Visual Studio 2005 Team Edition for (unmanaged) C++ Developers
If you're a C++ developer who writes mostly unmanaged C++ code, you may wonder what parts of Visual Studio 2005 Team Edition for Developers apply to you. It's a reasonable concern.
I did a little research and found an excellent post from Rob Caron that links out to dozens of C++ related Team System articles. But it's a little scattershot. A lot of the functionality is inherent to Visual Studio 2005-- not necessarily Team System.
Chris Idzerda (our CTO and a star C++ developer) and I sat down and worked through all the Developer functionality in C++ to figure out what parts of the Developer Edition are helpful for C++ developers. We quickly found that there's a huge divide between native C++ code and managed C++. You can still get many of the benefits of Team System in native C++, but you'll get the most benefit if you're using managed C++.
Here's what we found when we tried using the Team Edition for Developers functionality as an unmanaged code C++ developer:
- Unit tests
Unit testing works best for Managed C++ code. In fact, it works identically to unit testing for C# and VB.NET. However, if you're testing unmanaged C++ code, you can still benefit from VSTS unit testing. You have three options:
- Create a new managed C++ test project. After creating the project, in the project options, set the General, CLR from /clr:safe to /clr. You will not get auto-generated unit tests, but this will work.
- Write a managed C++ wrapper for your code. Then auto-generate the unit tests.
- Create a new test project in any language, then call your existing code using [DllImport] or COM interop.
We think the best options are #1 and #2. We have a sample C++ project in Visual Studio 2005 that demonstrates option #1. Note that this is not the only way to integrate managed C++ test code with unmanaged C++, but it worked OK for us. Check it out and see what you think.
- Code Coverage
The code coverage story is a bit strange for unmanaged C++ code. But it does work! We got it to work by following John Cunningham's series of posts (one, two) that explain exactly how to do it. We manually instrumented our executable, manually ran the tests, the results were automatically gathered, and we were able to manually double-click on the resulting *.coverage file and show source code highlighting. Very cool! Although a bit, er, manual..
- Code Analysis
Under the project properties, you'll notice both Static (General, Code Analysis) and Dynamic (General, Application Verifier) analysis options.
It looks like the dynamic half of the analysis, Application Verifier, is enabled by default.
However, you'll need to flip the switches in the Code Analysis sections to enable static analysis warnings. As usual there's a big divide between managed and unmanaged C++ code here; the managed code gets the same comprehensive FxCop-style code analysis you've seen in VB.NET and C#. Unmanaged code can only use the "Enable Code Analysis for Managed Binaries" option. Here's a screenshot from MSDN of the warnings the unmanaged C++ code analysis.
- Code Profiler
The good news is that code profiling works nearly identically for unmanaged C++ as it does for C# and VB.NET. However, there is one limitation: only memory allocations for .NET objects can be tracked.
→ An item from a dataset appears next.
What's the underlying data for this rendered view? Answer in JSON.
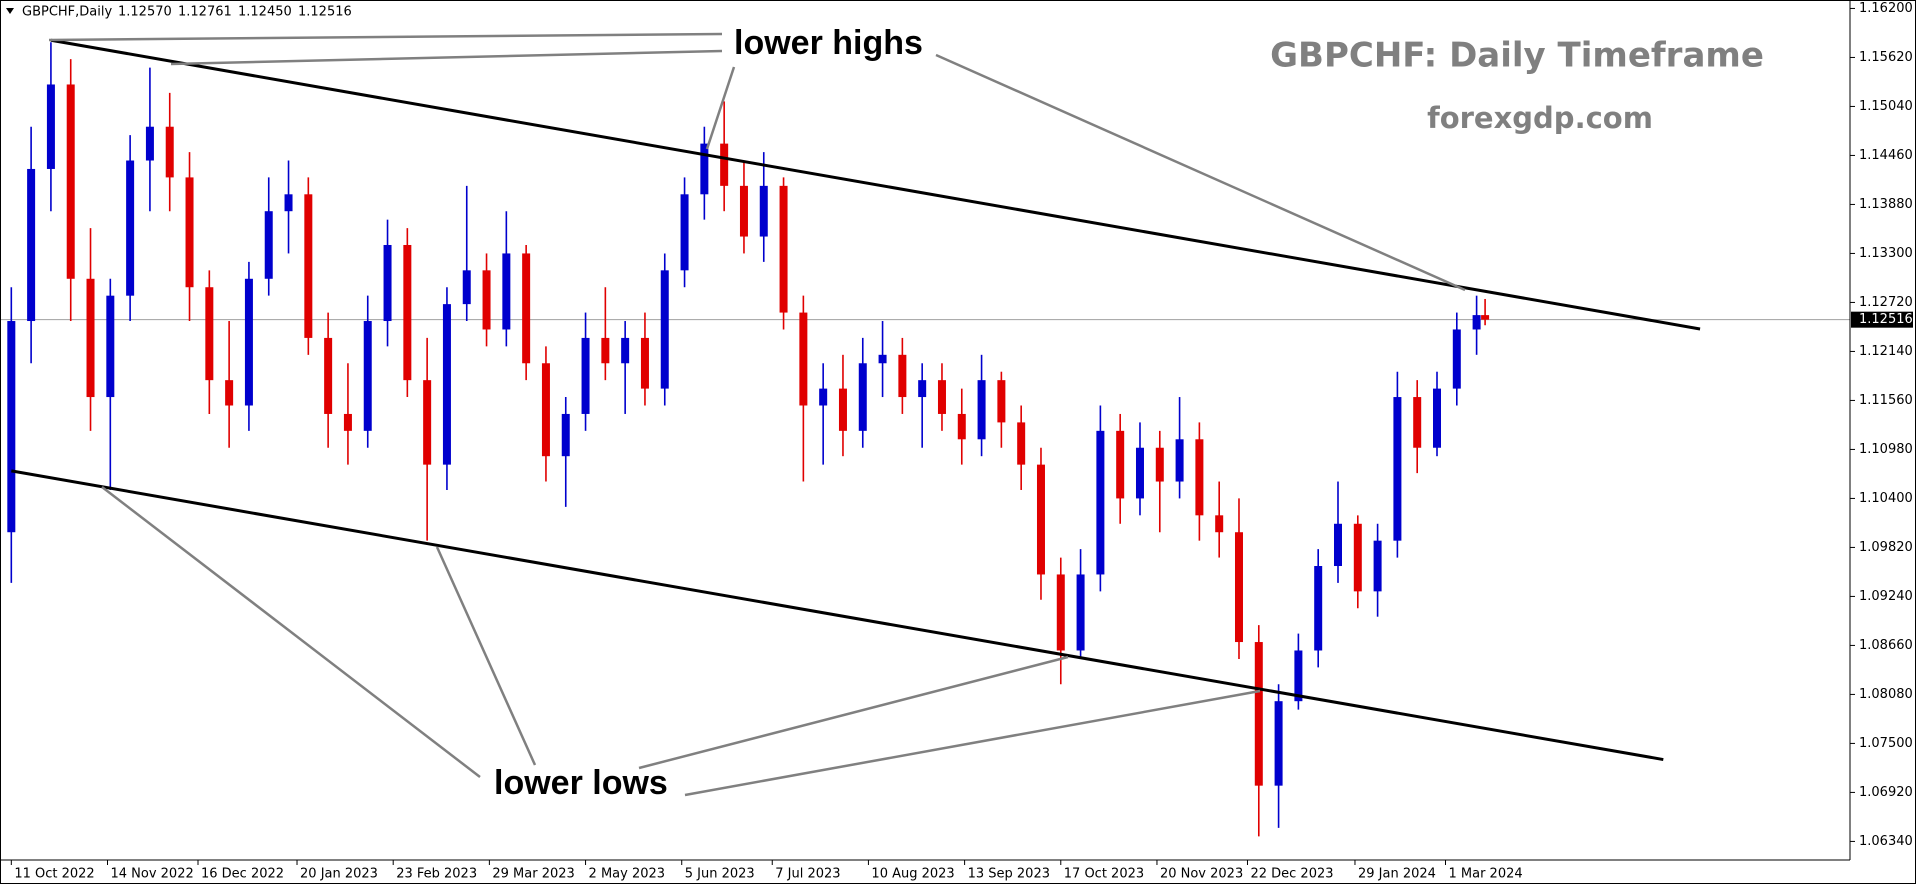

If you're writing unmanaged C++ code, you probably aren't allocating any .NET objects. And even if you're writing managed C++ code, you may not be allocating many .NET objects. So keep that caveat in mind.
In general, most areas of Team Edition for Software Developers do work for C++ developers. They even get a few goodies that the rest of us don't, such as the Application Verifier. That said, there's a lot of subtle encouragement to switch to managed C++ development, too.